From the amiable Miss Dagmar's protracted lips came the sound of an exclamation not unlike that which profane men are said to utter when the last match is puffed out with the pipe still unlighted. "Two out of three," she insisted, and with the next turn cut a knave also. But fate favoured Ethel, who cut the third.

"My first try," she cried.

"Wish you joy of Gage," said Dagmar spitefully.

"Now, Dagmar," her sister protested, "it's a bargain.

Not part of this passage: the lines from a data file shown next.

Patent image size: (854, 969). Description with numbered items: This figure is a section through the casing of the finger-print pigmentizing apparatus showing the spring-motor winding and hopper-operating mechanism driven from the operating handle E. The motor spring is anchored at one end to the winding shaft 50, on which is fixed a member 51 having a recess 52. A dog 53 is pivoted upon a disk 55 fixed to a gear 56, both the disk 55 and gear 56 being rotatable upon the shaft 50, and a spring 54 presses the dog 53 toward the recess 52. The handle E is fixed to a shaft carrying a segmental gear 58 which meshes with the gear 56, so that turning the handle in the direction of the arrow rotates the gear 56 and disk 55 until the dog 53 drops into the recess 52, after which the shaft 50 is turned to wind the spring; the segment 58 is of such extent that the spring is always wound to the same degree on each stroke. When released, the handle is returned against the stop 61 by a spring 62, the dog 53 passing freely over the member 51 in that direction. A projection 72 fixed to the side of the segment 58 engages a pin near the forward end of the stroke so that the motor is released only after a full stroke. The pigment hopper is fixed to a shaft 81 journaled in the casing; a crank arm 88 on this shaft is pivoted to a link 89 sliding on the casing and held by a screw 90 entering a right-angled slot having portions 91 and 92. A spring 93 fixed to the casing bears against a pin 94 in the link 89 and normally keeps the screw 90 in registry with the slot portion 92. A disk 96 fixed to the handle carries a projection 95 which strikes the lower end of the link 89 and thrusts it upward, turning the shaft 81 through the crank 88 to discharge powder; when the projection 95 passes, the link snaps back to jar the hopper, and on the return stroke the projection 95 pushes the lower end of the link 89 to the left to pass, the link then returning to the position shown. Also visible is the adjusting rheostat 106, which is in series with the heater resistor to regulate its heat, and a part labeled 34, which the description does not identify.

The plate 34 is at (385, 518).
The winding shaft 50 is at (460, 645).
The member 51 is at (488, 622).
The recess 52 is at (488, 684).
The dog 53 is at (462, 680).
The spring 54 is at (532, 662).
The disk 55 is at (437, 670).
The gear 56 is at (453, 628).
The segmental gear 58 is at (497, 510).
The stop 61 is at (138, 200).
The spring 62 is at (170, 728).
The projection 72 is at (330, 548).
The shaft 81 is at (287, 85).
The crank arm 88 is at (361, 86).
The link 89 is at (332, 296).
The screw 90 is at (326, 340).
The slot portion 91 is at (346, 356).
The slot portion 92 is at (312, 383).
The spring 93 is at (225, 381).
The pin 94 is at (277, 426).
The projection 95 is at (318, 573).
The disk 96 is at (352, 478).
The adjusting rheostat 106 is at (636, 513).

Half an hour of uninterrupted running."

"All right," replied Dagmar hopefully. "Then I relieve guard, and you turn out. I take up the running and so on alternately, till one of us lands him." "Which shall not be so very long first," she promised herself.

"Let's find out where he is." Ethel, with business-like prompt.i.tude, sprang to the bell and rang it. "Of course," she observed complacently, "whichever of us does not bag Gage will have the reversion of Quorn or old Sharnbrook."

"Of course," Dagmar agreed with a suggested determination that the privilege in question should not be hers. "Fancy Sharnbrook! Ferrets in one's bedroom."